Dan Carrión '08 Charts Cayuga's Waters
Dan Carrión ’08 visits Sustainability Café to talk about the health of the lake. by Jessica Bachiochi '09
Cayuga Lake’s watershed — the surrounding land that drains water, sediment, and dissolved materials into the lake — is 864 square miles. It provides water to more than 140,000 residents of 49 villages, towns, and cities in seven counties. Those residents are perhaps the most significant natural factor in the overall health of the lake and its watershed.
Dan Carrión ’08 is concerned with all the factors that affect the health of the lake.
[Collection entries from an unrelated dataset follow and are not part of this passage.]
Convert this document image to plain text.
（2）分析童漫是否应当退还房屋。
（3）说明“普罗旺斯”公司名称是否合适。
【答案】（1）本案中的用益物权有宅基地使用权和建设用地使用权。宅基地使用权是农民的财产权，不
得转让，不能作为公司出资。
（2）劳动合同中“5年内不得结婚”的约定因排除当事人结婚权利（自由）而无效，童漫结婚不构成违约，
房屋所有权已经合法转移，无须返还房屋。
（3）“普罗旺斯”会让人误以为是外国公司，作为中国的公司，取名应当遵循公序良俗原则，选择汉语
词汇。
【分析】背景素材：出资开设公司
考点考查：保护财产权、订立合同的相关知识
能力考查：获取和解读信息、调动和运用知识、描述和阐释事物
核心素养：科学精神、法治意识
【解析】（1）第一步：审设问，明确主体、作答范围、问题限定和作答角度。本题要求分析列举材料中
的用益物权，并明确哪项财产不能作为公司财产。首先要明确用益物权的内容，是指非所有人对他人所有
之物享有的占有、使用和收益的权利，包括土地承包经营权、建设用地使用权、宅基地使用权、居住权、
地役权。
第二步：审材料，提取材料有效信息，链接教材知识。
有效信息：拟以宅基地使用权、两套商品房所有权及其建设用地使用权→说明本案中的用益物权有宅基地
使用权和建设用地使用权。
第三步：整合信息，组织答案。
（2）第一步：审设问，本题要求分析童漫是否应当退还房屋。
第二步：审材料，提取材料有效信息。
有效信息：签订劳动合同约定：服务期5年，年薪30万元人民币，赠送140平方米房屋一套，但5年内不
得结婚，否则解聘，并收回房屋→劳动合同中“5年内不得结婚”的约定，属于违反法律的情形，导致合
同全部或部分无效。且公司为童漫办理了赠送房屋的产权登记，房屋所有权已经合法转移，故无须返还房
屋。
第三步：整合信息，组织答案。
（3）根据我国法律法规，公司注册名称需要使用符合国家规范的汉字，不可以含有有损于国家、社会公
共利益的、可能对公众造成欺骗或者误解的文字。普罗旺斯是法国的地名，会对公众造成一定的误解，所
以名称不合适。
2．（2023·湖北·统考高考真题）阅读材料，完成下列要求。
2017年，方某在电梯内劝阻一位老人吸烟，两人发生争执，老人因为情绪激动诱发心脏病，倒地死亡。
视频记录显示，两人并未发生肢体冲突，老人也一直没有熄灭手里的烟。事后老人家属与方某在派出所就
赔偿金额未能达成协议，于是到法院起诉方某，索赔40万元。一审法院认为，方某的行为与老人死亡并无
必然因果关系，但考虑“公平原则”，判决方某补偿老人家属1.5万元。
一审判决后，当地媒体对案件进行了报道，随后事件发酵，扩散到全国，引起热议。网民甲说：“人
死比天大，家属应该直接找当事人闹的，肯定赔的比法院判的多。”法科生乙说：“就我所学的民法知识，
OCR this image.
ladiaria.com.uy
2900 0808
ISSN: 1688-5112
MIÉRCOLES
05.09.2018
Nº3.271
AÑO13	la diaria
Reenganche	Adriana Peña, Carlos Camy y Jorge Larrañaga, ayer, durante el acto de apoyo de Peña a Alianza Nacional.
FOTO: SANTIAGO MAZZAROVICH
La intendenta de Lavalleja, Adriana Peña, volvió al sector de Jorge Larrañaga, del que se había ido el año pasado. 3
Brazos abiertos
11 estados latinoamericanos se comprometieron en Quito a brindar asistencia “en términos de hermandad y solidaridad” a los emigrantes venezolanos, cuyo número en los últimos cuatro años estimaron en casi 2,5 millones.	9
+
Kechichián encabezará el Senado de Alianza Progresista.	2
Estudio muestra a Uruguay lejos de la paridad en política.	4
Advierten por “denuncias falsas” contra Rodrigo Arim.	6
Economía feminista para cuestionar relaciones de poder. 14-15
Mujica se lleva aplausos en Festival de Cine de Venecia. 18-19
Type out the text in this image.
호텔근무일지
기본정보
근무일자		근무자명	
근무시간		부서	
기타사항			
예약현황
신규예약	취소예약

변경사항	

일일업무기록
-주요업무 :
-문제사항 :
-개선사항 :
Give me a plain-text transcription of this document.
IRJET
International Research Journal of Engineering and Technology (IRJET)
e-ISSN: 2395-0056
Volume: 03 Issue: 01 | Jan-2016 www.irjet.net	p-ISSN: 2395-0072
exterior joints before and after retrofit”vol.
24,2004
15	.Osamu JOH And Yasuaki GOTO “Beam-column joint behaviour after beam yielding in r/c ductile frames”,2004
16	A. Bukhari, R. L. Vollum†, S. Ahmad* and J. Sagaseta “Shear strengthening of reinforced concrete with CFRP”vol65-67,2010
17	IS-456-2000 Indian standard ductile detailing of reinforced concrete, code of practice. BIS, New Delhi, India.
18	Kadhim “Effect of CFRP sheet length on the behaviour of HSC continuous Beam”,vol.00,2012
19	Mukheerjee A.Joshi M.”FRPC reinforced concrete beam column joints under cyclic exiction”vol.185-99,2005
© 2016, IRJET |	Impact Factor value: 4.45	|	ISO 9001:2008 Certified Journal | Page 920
Carrión, Cayuga Lake Watershed Networks’ staff program assistant (a position he was offered after he spent a semester interning with the project as an undergraduate), was the first guest in the Sustainability Café series for fall 2008. He discussed a new collaborative project between a group of Cornell graduate students and the Cayuga Lake Watershed Network that will develop a “report card” to assess the health of the lake.
“We will attempt to evaluate the lake as much as possible through different disciplinary lenses,” Carrión says. Students from fields including public administration, natural resources, environmental engineering, and development sociology are contributing to the development of the report card.
In his talk Carrión explained what the interdisciplinary group hopes to accomplish and how it can detail impacts of climate, vegetation, wildlife, and human methods of land use upon the Cayuga Lake watershed.